Because oil is the lifeblood of today’s economy, if there’s less oil to go around, price shocks are inevitable. It’s very likely we’ll see prices climb back over $100 per barrel. Possibly well over.
The only way to avoid such a supply driven price-shock is if the world economy collapses first, dragging demand downwards.
Not exactly a great “solution” to hope for.
Pick Your Poison
This is why our view is that either
- the world economy outgrows available oil somewhere in the 2018 – 2020 timeframe, or
- the world economy collapses first, thus pushing off an oil price shock by a few years (or longer, given the severity of the collapse)
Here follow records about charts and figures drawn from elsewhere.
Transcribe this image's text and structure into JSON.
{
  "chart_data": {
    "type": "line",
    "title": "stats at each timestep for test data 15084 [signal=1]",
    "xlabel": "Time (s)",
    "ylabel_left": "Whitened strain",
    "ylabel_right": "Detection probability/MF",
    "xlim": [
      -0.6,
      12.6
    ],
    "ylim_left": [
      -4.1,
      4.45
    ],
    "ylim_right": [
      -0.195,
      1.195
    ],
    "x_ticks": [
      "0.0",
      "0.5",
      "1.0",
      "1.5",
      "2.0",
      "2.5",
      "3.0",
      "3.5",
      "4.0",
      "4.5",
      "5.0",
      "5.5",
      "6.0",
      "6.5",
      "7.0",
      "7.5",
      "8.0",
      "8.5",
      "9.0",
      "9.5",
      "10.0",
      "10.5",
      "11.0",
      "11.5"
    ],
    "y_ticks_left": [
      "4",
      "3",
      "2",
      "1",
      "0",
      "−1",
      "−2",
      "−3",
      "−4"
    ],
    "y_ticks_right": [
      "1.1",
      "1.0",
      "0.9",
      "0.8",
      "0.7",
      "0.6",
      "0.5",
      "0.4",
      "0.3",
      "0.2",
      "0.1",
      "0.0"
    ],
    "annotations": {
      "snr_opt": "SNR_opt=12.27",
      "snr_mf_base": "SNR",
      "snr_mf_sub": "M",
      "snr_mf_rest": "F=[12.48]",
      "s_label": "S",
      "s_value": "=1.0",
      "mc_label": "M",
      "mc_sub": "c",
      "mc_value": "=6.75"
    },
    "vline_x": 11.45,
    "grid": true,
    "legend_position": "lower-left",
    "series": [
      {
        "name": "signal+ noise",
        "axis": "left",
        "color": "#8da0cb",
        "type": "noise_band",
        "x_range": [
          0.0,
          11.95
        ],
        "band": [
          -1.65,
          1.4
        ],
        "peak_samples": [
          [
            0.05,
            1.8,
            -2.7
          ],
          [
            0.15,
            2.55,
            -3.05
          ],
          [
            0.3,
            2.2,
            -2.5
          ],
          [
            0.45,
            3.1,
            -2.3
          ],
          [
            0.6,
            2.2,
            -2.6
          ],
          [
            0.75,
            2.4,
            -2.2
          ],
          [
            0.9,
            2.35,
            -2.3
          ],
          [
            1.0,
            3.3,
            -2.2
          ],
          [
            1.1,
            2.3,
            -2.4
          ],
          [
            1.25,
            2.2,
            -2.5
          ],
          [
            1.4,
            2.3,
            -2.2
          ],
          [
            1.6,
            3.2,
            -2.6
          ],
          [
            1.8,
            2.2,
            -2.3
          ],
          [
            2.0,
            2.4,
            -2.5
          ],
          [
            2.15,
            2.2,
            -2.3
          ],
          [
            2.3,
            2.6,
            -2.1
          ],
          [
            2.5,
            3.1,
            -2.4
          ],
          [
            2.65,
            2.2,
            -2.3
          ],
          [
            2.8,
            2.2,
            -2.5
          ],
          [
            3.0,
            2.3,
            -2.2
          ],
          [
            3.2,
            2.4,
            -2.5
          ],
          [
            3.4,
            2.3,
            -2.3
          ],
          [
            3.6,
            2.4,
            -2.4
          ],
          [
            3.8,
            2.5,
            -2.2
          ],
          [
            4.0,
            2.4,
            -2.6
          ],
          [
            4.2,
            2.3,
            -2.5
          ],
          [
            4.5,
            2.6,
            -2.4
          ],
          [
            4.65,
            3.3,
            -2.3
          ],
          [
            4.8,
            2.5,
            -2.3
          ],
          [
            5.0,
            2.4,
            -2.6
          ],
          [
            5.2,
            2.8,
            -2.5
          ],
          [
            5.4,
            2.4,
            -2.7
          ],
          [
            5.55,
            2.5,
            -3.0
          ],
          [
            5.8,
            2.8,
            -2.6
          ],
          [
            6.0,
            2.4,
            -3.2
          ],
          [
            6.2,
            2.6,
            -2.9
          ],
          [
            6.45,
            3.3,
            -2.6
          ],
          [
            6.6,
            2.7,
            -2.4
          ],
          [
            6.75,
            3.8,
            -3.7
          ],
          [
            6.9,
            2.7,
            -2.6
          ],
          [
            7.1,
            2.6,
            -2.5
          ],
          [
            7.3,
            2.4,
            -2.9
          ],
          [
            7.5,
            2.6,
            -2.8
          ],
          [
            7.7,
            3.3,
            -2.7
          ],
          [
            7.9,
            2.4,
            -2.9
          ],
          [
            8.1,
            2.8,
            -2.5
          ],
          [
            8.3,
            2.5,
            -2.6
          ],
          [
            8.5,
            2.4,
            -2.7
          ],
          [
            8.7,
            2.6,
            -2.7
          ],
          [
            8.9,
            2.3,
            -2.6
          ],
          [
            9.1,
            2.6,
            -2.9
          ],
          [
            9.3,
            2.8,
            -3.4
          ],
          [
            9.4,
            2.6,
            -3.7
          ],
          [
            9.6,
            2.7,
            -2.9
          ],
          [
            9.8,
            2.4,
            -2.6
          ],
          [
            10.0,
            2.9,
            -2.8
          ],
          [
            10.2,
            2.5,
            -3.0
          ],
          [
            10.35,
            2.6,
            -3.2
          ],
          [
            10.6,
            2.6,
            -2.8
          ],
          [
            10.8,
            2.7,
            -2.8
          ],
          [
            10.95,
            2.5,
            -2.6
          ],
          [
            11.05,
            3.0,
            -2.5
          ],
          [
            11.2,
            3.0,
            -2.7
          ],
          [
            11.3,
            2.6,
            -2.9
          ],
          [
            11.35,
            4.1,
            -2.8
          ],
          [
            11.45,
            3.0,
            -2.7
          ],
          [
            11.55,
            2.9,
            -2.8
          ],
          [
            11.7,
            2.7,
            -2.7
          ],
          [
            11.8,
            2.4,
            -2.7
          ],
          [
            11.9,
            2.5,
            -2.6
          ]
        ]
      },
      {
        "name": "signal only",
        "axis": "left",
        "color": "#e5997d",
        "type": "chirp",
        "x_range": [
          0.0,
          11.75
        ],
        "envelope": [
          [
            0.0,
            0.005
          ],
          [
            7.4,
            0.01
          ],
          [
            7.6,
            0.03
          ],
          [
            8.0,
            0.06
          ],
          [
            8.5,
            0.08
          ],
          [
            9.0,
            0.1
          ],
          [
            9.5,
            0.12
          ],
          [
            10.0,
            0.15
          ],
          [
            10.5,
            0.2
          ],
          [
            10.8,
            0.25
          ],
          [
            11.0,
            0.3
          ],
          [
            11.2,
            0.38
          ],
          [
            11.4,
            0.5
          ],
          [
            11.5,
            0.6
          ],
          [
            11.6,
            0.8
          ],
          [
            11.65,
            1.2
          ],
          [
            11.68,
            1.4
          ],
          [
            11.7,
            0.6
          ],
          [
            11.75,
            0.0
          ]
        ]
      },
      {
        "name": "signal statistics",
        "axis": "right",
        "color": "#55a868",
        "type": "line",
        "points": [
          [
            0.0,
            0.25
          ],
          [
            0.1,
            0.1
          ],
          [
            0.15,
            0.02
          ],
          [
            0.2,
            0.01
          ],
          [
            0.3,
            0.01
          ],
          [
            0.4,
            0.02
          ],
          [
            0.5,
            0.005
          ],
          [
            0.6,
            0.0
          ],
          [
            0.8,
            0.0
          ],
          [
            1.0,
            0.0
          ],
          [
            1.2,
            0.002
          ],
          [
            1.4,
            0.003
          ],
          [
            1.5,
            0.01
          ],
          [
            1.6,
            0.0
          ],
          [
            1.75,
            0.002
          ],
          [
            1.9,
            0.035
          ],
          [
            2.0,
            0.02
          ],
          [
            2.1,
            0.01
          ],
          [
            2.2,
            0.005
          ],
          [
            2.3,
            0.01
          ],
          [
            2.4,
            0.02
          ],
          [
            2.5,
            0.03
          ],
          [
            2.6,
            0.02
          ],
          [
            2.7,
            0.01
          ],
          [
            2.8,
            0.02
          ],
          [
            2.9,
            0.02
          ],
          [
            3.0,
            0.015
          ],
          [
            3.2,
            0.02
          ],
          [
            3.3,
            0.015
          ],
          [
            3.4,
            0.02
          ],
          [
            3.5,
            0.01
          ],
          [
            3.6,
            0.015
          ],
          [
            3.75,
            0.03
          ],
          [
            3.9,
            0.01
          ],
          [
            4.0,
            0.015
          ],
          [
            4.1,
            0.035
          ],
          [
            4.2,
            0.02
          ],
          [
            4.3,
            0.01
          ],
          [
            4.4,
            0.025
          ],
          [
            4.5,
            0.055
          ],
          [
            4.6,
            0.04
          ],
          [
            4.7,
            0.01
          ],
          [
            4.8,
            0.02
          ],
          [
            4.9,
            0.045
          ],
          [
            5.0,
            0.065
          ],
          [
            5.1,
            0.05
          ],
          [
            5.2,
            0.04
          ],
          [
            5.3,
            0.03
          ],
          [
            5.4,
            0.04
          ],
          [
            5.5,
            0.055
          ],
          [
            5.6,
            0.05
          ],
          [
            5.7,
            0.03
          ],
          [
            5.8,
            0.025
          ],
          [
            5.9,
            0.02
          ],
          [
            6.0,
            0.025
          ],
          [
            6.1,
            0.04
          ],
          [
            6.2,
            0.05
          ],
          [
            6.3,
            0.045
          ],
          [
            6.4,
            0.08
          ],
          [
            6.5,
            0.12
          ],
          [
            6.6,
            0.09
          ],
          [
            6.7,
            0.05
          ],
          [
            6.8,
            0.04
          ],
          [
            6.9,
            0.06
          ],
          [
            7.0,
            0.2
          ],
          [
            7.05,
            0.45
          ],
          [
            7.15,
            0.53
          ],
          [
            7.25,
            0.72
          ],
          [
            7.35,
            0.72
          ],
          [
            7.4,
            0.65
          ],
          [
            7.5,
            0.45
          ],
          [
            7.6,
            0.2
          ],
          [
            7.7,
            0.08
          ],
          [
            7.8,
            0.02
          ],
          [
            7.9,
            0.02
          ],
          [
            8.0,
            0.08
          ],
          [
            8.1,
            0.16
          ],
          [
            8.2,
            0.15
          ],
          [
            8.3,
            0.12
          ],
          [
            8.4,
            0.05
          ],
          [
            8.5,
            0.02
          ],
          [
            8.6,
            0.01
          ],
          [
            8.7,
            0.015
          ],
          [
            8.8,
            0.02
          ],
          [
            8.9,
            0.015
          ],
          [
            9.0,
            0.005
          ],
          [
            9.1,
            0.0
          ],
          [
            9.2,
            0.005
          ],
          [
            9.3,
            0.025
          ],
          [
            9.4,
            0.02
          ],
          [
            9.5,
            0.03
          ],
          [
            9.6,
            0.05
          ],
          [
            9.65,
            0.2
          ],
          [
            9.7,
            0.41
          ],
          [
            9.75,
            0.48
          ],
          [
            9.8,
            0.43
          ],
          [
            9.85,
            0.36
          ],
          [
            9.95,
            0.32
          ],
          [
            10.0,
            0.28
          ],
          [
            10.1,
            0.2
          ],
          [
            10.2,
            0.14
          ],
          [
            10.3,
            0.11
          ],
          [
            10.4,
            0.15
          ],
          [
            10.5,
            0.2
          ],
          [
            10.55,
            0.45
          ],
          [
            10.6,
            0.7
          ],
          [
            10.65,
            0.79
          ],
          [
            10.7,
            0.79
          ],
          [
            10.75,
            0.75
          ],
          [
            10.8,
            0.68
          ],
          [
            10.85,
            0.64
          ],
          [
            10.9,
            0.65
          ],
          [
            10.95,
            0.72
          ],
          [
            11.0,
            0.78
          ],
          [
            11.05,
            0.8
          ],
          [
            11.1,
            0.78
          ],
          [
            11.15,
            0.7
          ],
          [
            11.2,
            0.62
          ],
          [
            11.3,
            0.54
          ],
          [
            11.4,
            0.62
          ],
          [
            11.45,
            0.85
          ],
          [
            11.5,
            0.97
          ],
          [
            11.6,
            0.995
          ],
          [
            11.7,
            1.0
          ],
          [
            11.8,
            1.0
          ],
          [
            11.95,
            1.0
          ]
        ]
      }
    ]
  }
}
If (1) happens, the resulting oil price spike will kneecap a world economy already weighted down by the highest levels of debt ever recorded, currently totaling some 327% of GDP:
(Source)
Remember, in 2008, oil spiked to $147 a barrel. The rest is history — a massive credit crisis ensued. While there was a mountain of dodgy debt centered around subprime loans in the US, what brought Greece to its knees wasn’t US housing debt, but its own unsustainable pile of debt coupled to a 100% dependence on imported oil — which, figuratively and literally, broke the bank.